New York Attorney General Letitia James has opened an inquiry into telecommuting giant Charter Communications following reports that its employees have been unnecessarily forced to commute to corporate offices and call centers amid the coronavirus, ignoring federal health safety guidelines.
The inquiry will examine labor and management practices within the telecommunication company, which provides services under the name Spectrum, a spokesperson for James’ office confirmed Tuesday.
In an email to HuffPost, a Charter spokesperson declined to comment on the inquiry but said that “the significant majority” of its office workers are working remotely.
Since the start of the pandemic, more than 230 Spectrum employees have tested positive for COVID-19, the disease caused by the coronavirus, and at least two field workers have died. Roughly half of those sickened work in offices or call centers, The New York Times reported, citing a person with knowledge of the company but not authorized to speak publicly.
Charter, which provides phone, internet and TV plans, employs more than 95,000 people in 41 states, according to its website.
In recent weeks there have been several reports of employees accusing the company’s management of forcing them to physically report to offices and call centers despite them being able to perform their jobs from home.

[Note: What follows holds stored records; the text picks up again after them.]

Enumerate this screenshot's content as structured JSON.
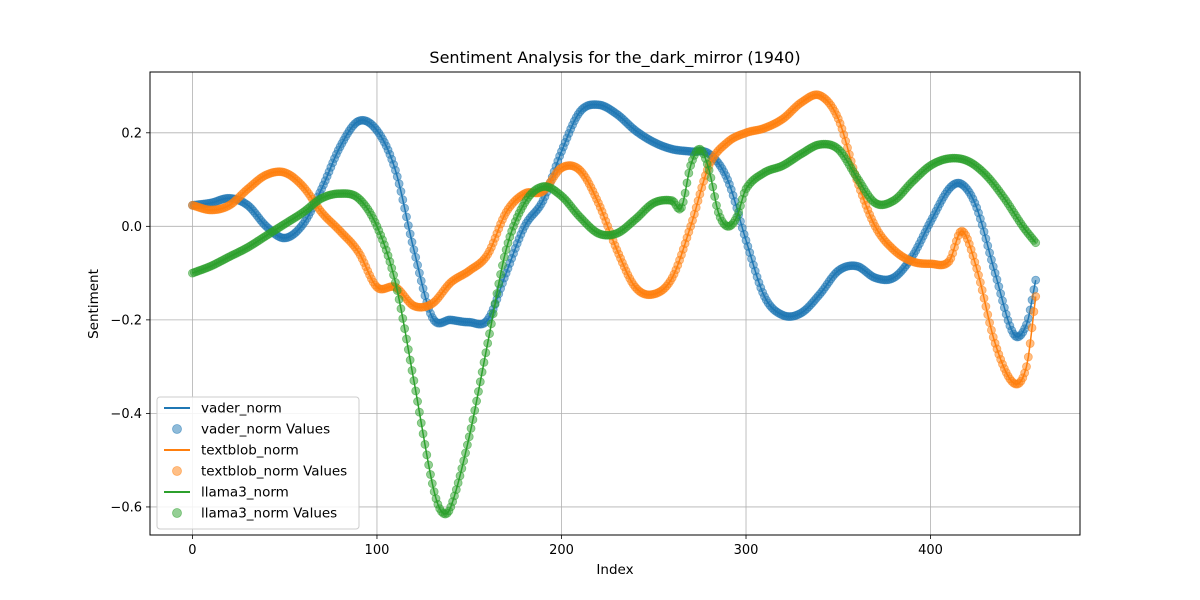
{
  "chart_data": {
    "type": "line",
    "title": "Sentiment Analysis for the_dark_mirror (1940)",
    "xlabel": "Index",
    "ylabel": "Sentiment",
    "xlim": [
      -23,
      481
    ],
    "ylim": [
      -0.66,
      0.33
    ],
    "x_ticks": [
      0,
      100,
      200,
      300,
      400
    ],
    "x_tick_labels": [
      "0",
      "100",
      "200",
      "300",
      "400"
    ],
    "y_ticks": [
      -0.6,
      -0.4,
      -0.2,
      0.0,
      0.2
    ],
    "y_tick_labels": [
      "−0.6",
      "−0.4",
      "−0.2",
      "0.0",
      "0.2"
    ],
    "grid": true,
    "legend_position": "lower-left",
    "x_max_index": 457,
    "legend": [
      {
        "label": "vader_norm",
        "kind": "line",
        "color": "#1f77b4"
      },
      {
        "label": "vader_norm Values",
        "kind": "marker",
        "color": "#1f77b4"
      },
      {
        "label": "textblob_norm",
        "kind": "line",
        "color": "#ff7f0e"
      },
      {
        "label": "textblob_norm Values",
        "kind": "marker",
        "color": "#ff7f0e"
      },
      {
        "label": "llama3_norm",
        "kind": "line",
        "color": "#2ca02c"
      },
      {
        "label": "llama3_norm Values",
        "kind": "marker",
        "color": "#2ca02c"
      }
    ],
    "series": [
      {
        "name": "vader_norm",
        "color": "#1f77b4",
        "points": [
          [
            0,
            0.045
          ],
          [
            10,
            0.05
          ],
          [
            20,
            0.06
          ],
          [
            30,
            0.045
          ],
          [
            40,
            0.0
          ],
          [
            50,
            -0.025
          ],
          [
            60,
            0.005
          ],
          [
            70,
            0.08
          ],
          [
            80,
            0.17
          ],
          [
            90,
            0.225
          ],
          [
            100,
            0.205
          ],
          [
            110,
            0.12
          ],
          [
            120,
            -0.05
          ],
          [
            130,
            -0.195
          ],
          [
            140,
            -0.2
          ],
          [
            150,
            -0.205
          ],
          [
            160,
            -0.2
          ],
          [
            170,
            -0.1
          ],
          [
            180,
            0.0
          ],
          [
            190,
            0.055
          ],
          [
            200,
            0.16
          ],
          [
            210,
            0.245
          ],
          [
            220,
            0.26
          ],
          [
            230,
            0.24
          ],
          [
            240,
            0.205
          ],
          [
            250,
            0.18
          ],
          [
            260,
            0.165
          ],
          [
            270,
            0.16
          ],
          [
            280,
            0.155
          ],
          [
            290,
            0.1
          ],
          [
            300,
            -0.03
          ],
          [
            310,
            -0.15
          ],
          [
            320,
            -0.19
          ],
          [
            330,
            -0.185
          ],
          [
            340,
            -0.145
          ],
          [
            350,
            -0.095
          ],
          [
            360,
            -0.085
          ],
          [
            370,
            -0.11
          ],
          [
            380,
            -0.11
          ],
          [
            390,
            -0.065
          ],
          [
            400,
            0.01
          ],
          [
            410,
            0.08
          ],
          [
            417,
            0.09
          ],
          [
            425,
            0.04
          ],
          [
            435,
            -0.1
          ],
          [
            445,
            -0.23
          ],
          [
            452,
            -0.21
          ],
          [
            457,
            -0.115
          ]
        ]
      },
      {
        "name": "textblob_norm",
        "color": "#ff7f0e",
        "points": [
          [
            0,
            0.045
          ],
          [
            10,
            0.035
          ],
          [
            20,
            0.045
          ],
          [
            30,
            0.08
          ],
          [
            40,
            0.11
          ],
          [
            50,
            0.115
          ],
          [
            60,
            0.085
          ],
          [
            70,
            0.03
          ],
          [
            80,
            -0.01
          ],
          [
            90,
            -0.055
          ],
          [
            100,
            -0.13
          ],
          [
            110,
            -0.13
          ],
          [
            120,
            -0.17
          ],
          [
            130,
            -0.165
          ],
          [
            140,
            -0.12
          ],
          [
            150,
            -0.095
          ],
          [
            160,
            -0.06
          ],
          [
            170,
            0.03
          ],
          [
            180,
            0.07
          ],
          [
            190,
            0.075
          ],
          [
            200,
            0.125
          ],
          [
            210,
            0.12
          ],
          [
            220,
            0.05
          ],
          [
            230,
            -0.05
          ],
          [
            240,
            -0.13
          ],
          [
            250,
            -0.145
          ],
          [
            260,
            -0.11
          ],
          [
            270,
            0.0
          ],
          [
            280,
            0.13
          ],
          [
            290,
            0.18
          ],
          [
            300,
            0.2
          ],
          [
            310,
            0.21
          ],
          [
            320,
            0.23
          ],
          [
            330,
            0.265
          ],
          [
            340,
            0.28
          ],
          [
            350,
            0.23
          ],
          [
            360,
            0.1
          ],
          [
            370,
            0.0
          ],
          [
            380,
            -0.05
          ],
          [
            390,
            -0.075
          ],
          [
            400,
            -0.08
          ],
          [
            410,
            -0.075
          ],
          [
            417,
            -0.01
          ],
          [
            425,
            -0.09
          ],
          [
            435,
            -0.25
          ],
          [
            445,
            -0.335
          ],
          [
            452,
            -0.3
          ],
          [
            457,
            -0.15
          ]
        ]
      },
      {
        "name": "llama3_norm",
        "color": "#2ca02c",
        "points": [
          [
            0,
            -0.1
          ],
          [
            10,
            -0.085
          ],
          [
            20,
            -0.065
          ],
          [
            30,
            -0.045
          ],
          [
            40,
            -0.02
          ],
          [
            50,
            0.005
          ],
          [
            60,
            0.03
          ],
          [
            70,
            0.06
          ],
          [
            80,
            0.07
          ],
          [
            90,
            0.06
          ],
          [
            100,
            0.0
          ],
          [
            110,
            -0.12
          ],
          [
            120,
            -0.33
          ],
          [
            130,
            -0.55
          ],
          [
            135,
            -0.61
          ],
          [
            140,
            -0.6
          ],
          [
            150,
            -0.45
          ],
          [
            160,
            -0.25
          ],
          [
            170,
            -0.05
          ],
          [
            180,
            0.05
          ],
          [
            190,
            0.085
          ],
          [
            200,
            0.065
          ],
          [
            210,
            0.02
          ],
          [
            220,
            -0.015
          ],
          [
            230,
            -0.015
          ],
          [
            240,
            0.015
          ],
          [
            250,
            0.05
          ],
          [
            260,
            0.055
          ],
          [
            265,
            0.04
          ],
          [
            270,
            0.13
          ],
          [
            275,
            0.165
          ],
          [
            280,
            0.12
          ],
          [
            285,
            0.03
          ],
          [
            290,
            0.0
          ],
          [
            295,
            0.02
          ],
          [
            300,
            0.08
          ],
          [
            310,
            0.115
          ],
          [
            320,
            0.13
          ],
          [
            330,
            0.155
          ],
          [
            340,
            0.175
          ],
          [
            350,
            0.165
          ],
          [
            360,
            0.105
          ],
          [
            370,
            0.05
          ],
          [
            380,
            0.055
          ],
          [
            390,
            0.095
          ],
          [
            400,
            0.13
          ],
          [
            410,
            0.145
          ],
          [
            420,
            0.14
          ],
          [
            430,
            0.11
          ],
          [
            440,
            0.06
          ],
          [
            450,
            0.0
          ],
          [
            457,
            -0.035
          ]
        ]
      }
    ]
  }
}
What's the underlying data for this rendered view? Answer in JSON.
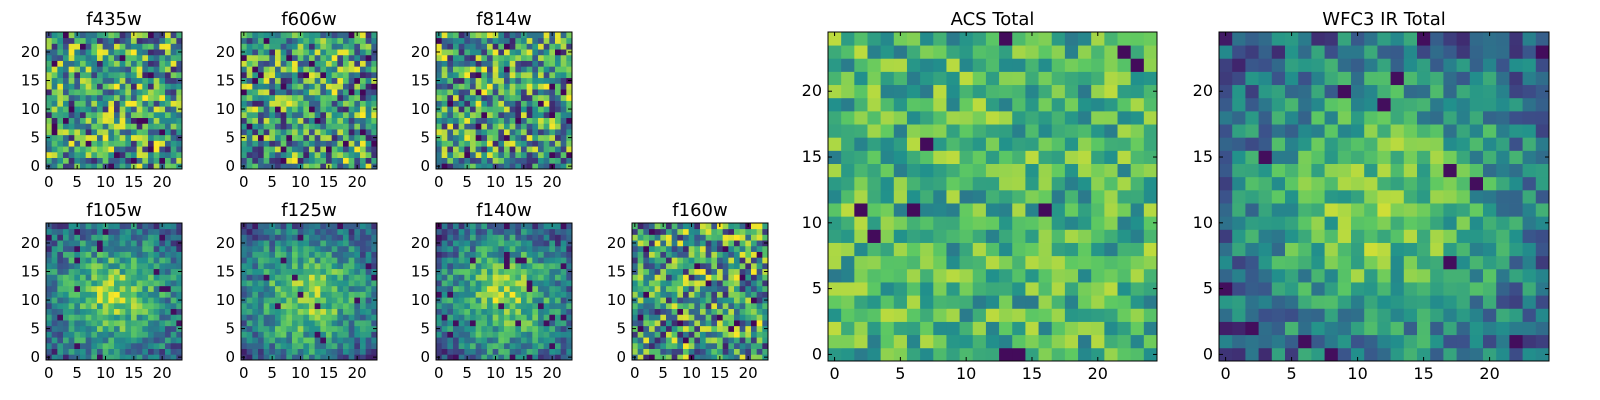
{
  "figure": {
    "title": "",
    "colormap": "viridis",
    "colormap_stops": [
      "#440154",
      "#3b528b",
      "#21918c",
      "#5ec962",
      "#fde725"
    ]
  },
  "chart_data": [
    {
      "type": "heatmap",
      "title": "f435w",
      "grid": 24,
      "xlim": [
        0,
        24
      ],
      "ylim": [
        0,
        24
      ],
      "xticks": [
        0,
        5,
        10,
        15,
        20
      ],
      "yticks": [
        0,
        5,
        10,
        15,
        20
      ],
      "texture": "noise",
      "seed": 11,
      "x": [],
      "y": [],
      "values": []
    },
    {
      "type": "heatmap",
      "title": "f606w",
      "grid": 24,
      "xlim": [
        0,
        24
      ],
      "ylim": [
        0,
        24
      ],
      "xticks": [
        0,
        5,
        10,
        15,
        20
      ],
      "yticks": [
        0,
        5,
        10,
        15,
        20
      ],
      "texture": "noise",
      "seed": 23,
      "x": [],
      "y": [],
      "values": []
    },
    {
      "type": "heatmap",
      "title": "f814w",
      "grid": 24,
      "xlim": [
        0,
        24
      ],
      "ylim": [
        0,
        24
      ],
      "xticks": [
        0,
        5,
        10,
        15,
        20
      ],
      "yticks": [
        0,
        5,
        10,
        15,
        20
      ],
      "texture": "noise",
      "seed": 37,
      "x": [],
      "y": [],
      "values": []
    },
    {
      "type": "heatmap",
      "title": "f105w",
      "grid": 24,
      "xlim": [
        0,
        24
      ],
      "ylim": [
        0,
        24
      ],
      "xticks": [
        0,
        5,
        10,
        15,
        20
      ],
      "yticks": [
        0,
        5,
        10,
        15,
        20
      ],
      "texture": "blob",
      "seed": 41,
      "x": [],
      "y": [],
      "values": []
    },
    {
      "type": "heatmap",
      "title": "f125w",
      "grid": 24,
      "xlim": [
        0,
        24
      ],
      "ylim": [
        0,
        24
      ],
      "xticks": [
        0,
        5,
        10,
        15,
        20
      ],
      "yticks": [
        0,
        5,
        10,
        15,
        20
      ],
      "texture": "blob",
      "seed": 53,
      "x": [],
      "y": [],
      "values": []
    },
    {
      "type": "heatmap",
      "title": "f140w",
      "grid": 24,
      "xlim": [
        0,
        24
      ],
      "ylim": [
        0,
        24
      ],
      "xticks": [
        0,
        5,
        10,
        15,
        20
      ],
      "yticks": [
        0,
        5,
        10,
        15,
        20
      ],
      "texture": "blob",
      "seed": 67,
      "x": [],
      "y": [],
      "values": []
    },
    {
      "type": "heatmap",
      "title": "f160w",
      "grid": 24,
      "xlim": [
        0,
        24
      ],
      "ylim": [
        0,
        24
      ],
      "xticks": [
        0,
        5,
        10,
        15,
        20
      ],
      "yticks": [
        0,
        5,
        10,
        15,
        20
      ],
      "texture": "noise",
      "seed": 79,
      "x": [],
      "y": [],
      "values": []
    },
    {
      "type": "heatmap",
      "title": "ACS Total",
      "grid": 25,
      "xlim": [
        0,
        25
      ],
      "ylim": [
        0,
        25
      ],
      "xticks": [
        0,
        5,
        10,
        15,
        20
      ],
      "yticks": [
        0,
        5,
        10,
        15,
        20
      ],
      "texture": "mild",
      "seed": 97,
      "x": [],
      "y": [],
      "values": []
    },
    {
      "type": "heatmap",
      "title": "WFC3 IR Total",
      "grid": 25,
      "xlim": [
        0,
        25
      ],
      "ylim": [
        0,
        25
      ],
      "xticks": [
        0,
        5,
        10,
        15,
        20
      ],
      "yticks": [
        0,
        5,
        10,
        15,
        20
      ],
      "texture": "blob",
      "seed": 113,
      "x": [],
      "y": [],
      "values": []
    }
  ]
}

Charter’s chief executive Tom Rutledge, in an email to staff back in March obtained by TechCrunch, had told employees that roughly 15% of employees who are able to work remotely will regardless still be required to commute in. His reason was that “they are more effective from the office.”
Charter is considered an essential business so it has been allowed to remain open as other businesses around the country have been ordered to close to prevent COVID-19 from spreading. Connecticut, where Charter’s headquarters is located, has advised essential businesses to allow employees to work remotely if possible.